Lee had a cloth and was wiping up the milk. Terry wondered what else the boy was used to mopping up.
‘You’re late, Lee, love.’ In spray-on jeans and a pink cotton shirt knotted at the waist, Farrah Fawcett-Majors banged a plate of shepherd’s pie and cauliflower onto the table. She whipped away the tea towel, sending the plate to the edge. Lee caught it. Terry glimpsed a packet of Yeoman’s instant mash on the counter. His mum had used real potatoes.
‘Who are you?’ Lee’s mother whisked the tea towel.
‘Jesus, Cathy, d’you have to ask! They’re police.’ A pouty Elvis, a black cowlick over his forehead, wandered in from an adjoining room where Terry could now hear Lennon’s ‘Imagine’. ‘What’s Laughing Boy done now?’
Terry’s mum had been Scottish. Since her death it meant that he warmed to anyone with the accent. Not this time.
‘Is there somewhere we could go, Cathy, Alan?’ Terry would rather not talk in a room in which there were knives.
‘What’s he done?’ Elvis went serious.
‘This way.’ As she passed, Terry caught Cathy Ferris’s perfume. Avon’s Sweet Honesty. When he’d been shopping for Stella’s thirteenth birthday last summer, the woman in Boots had suggested it. Perfect for the new teenager. Stella had seemed pleased, but Suzie called it ‘fuddy-duddy’. Thinking of Suzie, Terry realized that it wasn’t Farrah Fawcett-Majors who Cathy Ferris reminded him of, it was his ex-wife.

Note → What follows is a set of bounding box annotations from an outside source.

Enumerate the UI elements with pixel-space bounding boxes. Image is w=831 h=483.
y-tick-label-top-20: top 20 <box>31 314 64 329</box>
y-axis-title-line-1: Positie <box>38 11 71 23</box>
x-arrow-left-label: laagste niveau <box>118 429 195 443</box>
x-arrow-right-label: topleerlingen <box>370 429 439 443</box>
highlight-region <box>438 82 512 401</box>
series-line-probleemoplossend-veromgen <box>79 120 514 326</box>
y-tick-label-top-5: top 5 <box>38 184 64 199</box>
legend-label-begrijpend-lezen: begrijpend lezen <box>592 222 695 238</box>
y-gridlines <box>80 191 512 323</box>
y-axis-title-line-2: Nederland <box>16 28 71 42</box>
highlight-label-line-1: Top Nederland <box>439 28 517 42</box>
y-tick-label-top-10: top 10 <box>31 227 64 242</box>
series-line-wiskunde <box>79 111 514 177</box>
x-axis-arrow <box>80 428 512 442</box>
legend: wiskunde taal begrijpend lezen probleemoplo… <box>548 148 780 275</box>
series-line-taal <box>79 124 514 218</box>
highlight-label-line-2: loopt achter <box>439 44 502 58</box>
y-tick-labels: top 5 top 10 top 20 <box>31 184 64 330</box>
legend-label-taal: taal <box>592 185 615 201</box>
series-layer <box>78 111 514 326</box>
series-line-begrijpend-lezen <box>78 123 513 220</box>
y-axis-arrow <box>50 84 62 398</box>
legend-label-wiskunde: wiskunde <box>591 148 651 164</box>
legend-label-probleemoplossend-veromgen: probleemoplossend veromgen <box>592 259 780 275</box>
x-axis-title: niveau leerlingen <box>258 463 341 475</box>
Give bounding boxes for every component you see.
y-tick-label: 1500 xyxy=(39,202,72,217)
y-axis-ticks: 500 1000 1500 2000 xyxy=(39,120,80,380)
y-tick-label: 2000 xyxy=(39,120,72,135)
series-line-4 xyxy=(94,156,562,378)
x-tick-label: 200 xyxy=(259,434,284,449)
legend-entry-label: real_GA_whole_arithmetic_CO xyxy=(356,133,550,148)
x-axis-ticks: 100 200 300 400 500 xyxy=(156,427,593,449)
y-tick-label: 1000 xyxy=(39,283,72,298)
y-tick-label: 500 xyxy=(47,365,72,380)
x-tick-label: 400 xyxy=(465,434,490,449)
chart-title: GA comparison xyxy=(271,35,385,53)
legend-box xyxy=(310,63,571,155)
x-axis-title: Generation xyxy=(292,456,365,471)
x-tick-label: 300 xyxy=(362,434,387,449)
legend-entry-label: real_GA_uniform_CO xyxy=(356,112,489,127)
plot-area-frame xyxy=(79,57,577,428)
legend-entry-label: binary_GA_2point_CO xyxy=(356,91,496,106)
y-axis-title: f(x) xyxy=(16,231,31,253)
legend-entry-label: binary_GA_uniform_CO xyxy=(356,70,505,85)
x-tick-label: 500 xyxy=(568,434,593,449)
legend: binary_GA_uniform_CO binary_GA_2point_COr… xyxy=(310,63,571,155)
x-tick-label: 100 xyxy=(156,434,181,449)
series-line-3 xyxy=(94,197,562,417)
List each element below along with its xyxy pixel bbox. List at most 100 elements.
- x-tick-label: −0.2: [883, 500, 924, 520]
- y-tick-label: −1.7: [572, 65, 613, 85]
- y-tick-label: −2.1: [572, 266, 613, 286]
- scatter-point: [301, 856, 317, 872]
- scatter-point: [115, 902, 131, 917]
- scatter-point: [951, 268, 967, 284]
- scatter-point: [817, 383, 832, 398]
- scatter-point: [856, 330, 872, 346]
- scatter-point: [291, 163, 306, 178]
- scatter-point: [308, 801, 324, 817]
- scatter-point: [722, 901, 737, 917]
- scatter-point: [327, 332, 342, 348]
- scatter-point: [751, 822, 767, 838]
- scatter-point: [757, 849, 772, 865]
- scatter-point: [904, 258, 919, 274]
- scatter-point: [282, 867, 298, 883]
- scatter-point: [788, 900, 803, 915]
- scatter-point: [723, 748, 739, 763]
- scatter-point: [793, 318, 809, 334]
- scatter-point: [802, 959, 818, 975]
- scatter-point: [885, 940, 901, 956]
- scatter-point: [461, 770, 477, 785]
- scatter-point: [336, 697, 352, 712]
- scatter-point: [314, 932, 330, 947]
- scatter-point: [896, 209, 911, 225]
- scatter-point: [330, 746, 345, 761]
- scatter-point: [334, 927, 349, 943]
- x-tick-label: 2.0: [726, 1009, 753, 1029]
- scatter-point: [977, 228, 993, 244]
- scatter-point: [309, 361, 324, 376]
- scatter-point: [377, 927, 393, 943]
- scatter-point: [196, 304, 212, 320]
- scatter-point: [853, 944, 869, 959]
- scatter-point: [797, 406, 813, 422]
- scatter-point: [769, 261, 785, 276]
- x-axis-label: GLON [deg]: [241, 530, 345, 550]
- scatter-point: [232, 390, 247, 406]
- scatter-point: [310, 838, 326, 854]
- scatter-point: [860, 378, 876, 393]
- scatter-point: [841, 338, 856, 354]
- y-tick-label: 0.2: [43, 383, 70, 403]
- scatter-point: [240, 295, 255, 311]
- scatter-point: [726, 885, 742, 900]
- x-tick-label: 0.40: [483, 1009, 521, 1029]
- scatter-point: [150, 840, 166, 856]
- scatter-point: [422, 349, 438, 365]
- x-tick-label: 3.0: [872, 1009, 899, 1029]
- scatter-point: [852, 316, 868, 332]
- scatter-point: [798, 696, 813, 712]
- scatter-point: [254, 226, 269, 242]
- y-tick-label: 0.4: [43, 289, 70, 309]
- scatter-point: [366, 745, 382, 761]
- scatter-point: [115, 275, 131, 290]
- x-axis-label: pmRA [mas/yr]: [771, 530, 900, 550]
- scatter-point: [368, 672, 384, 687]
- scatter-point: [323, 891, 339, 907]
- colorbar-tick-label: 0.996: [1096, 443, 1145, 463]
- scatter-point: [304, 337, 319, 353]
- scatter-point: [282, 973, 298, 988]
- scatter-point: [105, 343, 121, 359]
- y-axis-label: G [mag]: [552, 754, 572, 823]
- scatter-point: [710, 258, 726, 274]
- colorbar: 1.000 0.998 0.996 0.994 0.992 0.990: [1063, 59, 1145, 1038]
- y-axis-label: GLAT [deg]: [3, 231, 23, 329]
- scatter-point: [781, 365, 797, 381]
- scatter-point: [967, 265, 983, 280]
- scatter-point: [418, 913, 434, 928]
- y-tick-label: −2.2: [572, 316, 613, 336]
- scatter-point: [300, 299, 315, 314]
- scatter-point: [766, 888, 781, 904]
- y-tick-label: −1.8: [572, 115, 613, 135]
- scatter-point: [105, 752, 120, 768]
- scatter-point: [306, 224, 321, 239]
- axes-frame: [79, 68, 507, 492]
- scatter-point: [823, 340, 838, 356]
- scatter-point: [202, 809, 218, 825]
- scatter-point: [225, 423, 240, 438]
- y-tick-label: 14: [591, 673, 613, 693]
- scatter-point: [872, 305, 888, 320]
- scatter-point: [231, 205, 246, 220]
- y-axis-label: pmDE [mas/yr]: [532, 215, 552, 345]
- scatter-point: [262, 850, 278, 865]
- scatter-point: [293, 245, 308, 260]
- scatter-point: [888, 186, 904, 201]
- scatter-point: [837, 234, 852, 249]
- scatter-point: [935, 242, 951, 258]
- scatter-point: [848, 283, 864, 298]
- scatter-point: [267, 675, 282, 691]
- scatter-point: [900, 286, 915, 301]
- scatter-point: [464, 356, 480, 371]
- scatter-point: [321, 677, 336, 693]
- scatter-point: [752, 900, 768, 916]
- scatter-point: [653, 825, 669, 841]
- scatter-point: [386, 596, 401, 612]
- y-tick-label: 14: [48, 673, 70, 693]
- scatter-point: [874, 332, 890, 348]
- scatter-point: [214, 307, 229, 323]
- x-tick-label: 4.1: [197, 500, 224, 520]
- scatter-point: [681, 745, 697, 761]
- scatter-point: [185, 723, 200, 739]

‘Lee, go up to your room,’ Terry murmured to the boy.
‘He can stay and hear it for himself!’ Ala
n Ferris frogmarched his stepson to a black leather couch (Alan’s dowry, Terry guessed) and, prodding Lee’s chest, propelled him backwards. Lee clasped at the arm as if anchoring himself on a stormy sea. Alan took the matching armchair and topped up a tankard from a bottle of Double Diamond, taking a slug.
The television was showing the assassinated Beatle’s distraught fans at a candle-lit vigil outside his apartment block. Terry was more of an early Beatles man, he’d danced to ‘Twist and Shout’ down the Hammersmith Palais. Right now, it wasn’t easy to imagine anything at all.

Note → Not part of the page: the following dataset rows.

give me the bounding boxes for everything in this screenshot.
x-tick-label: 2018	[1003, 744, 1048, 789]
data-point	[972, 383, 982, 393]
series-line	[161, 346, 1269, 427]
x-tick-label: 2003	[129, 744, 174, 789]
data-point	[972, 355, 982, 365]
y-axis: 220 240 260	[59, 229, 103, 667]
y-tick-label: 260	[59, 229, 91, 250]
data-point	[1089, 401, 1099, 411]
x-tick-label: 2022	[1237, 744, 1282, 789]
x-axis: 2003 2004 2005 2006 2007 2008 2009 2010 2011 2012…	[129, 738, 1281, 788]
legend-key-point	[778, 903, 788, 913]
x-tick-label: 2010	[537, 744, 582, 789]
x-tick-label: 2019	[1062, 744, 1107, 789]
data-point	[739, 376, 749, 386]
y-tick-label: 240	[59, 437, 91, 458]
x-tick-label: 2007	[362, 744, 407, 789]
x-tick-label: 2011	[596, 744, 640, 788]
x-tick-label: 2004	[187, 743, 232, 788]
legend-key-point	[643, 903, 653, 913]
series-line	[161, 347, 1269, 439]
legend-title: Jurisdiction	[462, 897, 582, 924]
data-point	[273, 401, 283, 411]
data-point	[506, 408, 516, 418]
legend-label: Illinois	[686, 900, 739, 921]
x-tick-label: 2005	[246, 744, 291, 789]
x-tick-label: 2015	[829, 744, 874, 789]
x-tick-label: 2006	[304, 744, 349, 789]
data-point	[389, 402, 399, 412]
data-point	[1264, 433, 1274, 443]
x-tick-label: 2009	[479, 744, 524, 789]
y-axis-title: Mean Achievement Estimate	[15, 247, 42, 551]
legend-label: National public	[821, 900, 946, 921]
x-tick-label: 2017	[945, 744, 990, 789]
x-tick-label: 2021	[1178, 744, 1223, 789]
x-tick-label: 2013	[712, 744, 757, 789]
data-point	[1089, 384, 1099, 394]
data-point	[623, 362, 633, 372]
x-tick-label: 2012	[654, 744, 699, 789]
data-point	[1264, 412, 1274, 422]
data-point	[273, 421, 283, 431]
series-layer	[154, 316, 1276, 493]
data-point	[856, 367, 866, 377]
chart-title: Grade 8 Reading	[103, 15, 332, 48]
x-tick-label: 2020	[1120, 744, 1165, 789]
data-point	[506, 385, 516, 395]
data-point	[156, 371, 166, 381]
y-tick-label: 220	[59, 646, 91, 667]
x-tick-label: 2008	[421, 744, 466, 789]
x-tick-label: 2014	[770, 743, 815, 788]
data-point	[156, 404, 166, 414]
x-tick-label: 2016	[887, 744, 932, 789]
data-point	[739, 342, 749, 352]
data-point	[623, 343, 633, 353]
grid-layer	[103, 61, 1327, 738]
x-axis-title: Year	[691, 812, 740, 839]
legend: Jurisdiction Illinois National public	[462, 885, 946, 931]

Cashman found the remote and muted the bit about imagining there was no heaven.
‘If he’s been shoplifting, throw the book at him.’ Alan Ferris caught his wife’s expression. ‘He has to learn. You spoil him.’

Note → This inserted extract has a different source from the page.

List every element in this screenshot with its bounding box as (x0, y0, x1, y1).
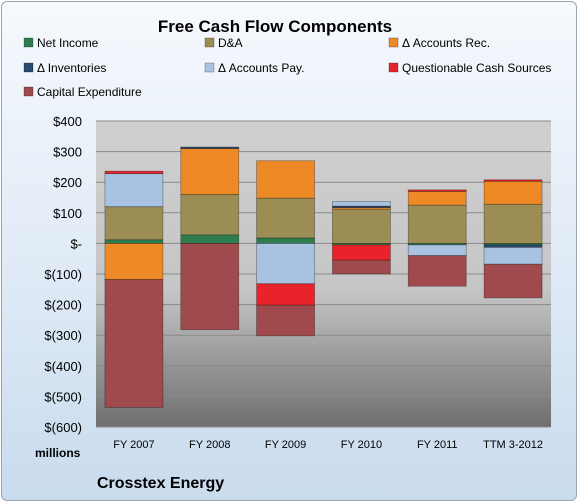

‘If anyone spoils anyone, it’s you giving Sarah expensive jewellery.’ Cathy Ferris sounded weary of a well-worn interchange.
At the mention of Sarah there was a beat.
‘Where is Sarah?’ Alan tipped the bottle at Lee.
‘Actually, I’m really sorry to—’ Terry spoke to Cathy Ferris.
‘Where is she?’ Alan lunged at his stepson. Cashman manoeuvred Ferris back into his chair. So far, apart from Benny in Abba, Terry’s money was on the loving father.
‘I’m sorry to tell you that the body of a little girl fitting Sarah’s description has been found in Little Wormwood Scrubs Park. The child is wearing a skirt. A label with the name “Sarah Ferris” is sewn into the child’s cardigan…’
Ferris was up out of his chair. He swung a fist at the wall, punching so hard that his knuckles split. His hand ran with blood.
Cashman and Terry wrestled him back into his chair. There was an animal sound, long and high. Cathy Ferris bent double as if in agony.
Lee fluttered about her. ‘Don’t, Mum. Don’t. It’s all right. It’s OK.’